【6月7日書籍発売コミカライズ決定】鬼騎士団長様がキュートな乙女系カフェに毎朝コーヒーを飲みに来ます。……平凡な私を溺愛しているからって、本気ですか?

「……もうすぐ、領地です」
「ああ、懐かしいな」
「ええ」

 魔獣に嵐に地震、流行病。
 王家から途絶えた支援金。

「……流行病については、人為的だった可能性がある」
「そんなこと、可能なのですか」
「可能だろう。……騎士団長に就いてから、いくつかの事例を見たことがある」
「……騎士団長様」

 レトリック男爵領が、没落寸前まで追い詰められたことに、人為的な何かが関係していたことは、怖いし、不安だし、怒りも感じる。

 ……でも、私は思っていたよりも、利己的な人間だったみたいだ。
 領地よりも、むしろそんな情報を得てしまうような地位にいる騎士団長様のことが心配になってしまうなんて。

「どうした? 不安にさせてしまったか。レトリック男爵領は、これから先、必ず守るから心配するな」
「はい」

 それでも、浮かない顔をしてしまった私の頭を、そっと大きな手が撫でた。
 子ども扱い、そう思っていたけれど、どちらかといえば私は騎士団長様の庇護対象なのだろう。

「騎士団長様」
「……そんな顔をさせるくらいなら、話さなければよかった」
「隣に座っていいですか」

 パチパチと、明るい南洋の海みたいな瞳が瞬いた。
 ドキリとした胸の音に、私は、本当にこの色が、好きになってしまったのだと、思い知らされる。

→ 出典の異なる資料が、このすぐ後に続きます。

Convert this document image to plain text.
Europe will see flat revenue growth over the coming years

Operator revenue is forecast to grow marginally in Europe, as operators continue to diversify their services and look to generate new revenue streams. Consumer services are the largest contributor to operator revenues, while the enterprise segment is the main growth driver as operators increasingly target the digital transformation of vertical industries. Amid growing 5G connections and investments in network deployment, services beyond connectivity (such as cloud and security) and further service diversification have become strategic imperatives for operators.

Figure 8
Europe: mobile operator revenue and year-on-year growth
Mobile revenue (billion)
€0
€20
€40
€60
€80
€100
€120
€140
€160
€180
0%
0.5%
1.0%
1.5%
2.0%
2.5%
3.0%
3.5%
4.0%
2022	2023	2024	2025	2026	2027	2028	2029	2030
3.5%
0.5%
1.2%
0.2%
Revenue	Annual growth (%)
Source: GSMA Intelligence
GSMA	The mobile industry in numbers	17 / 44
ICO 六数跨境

「こんなこというと、自分勝手だと思われてしまいそうですが」
「……リティリアは、もっと自分勝手になったほうがいいくらいだ」
「……領地よりも、何よりも、騎士団長様に無事でいてほしいんです」

 領地のことは、ものすごく大事。
 本当に、大事に思っているし、私にできる限りのことをしていこうと思っている。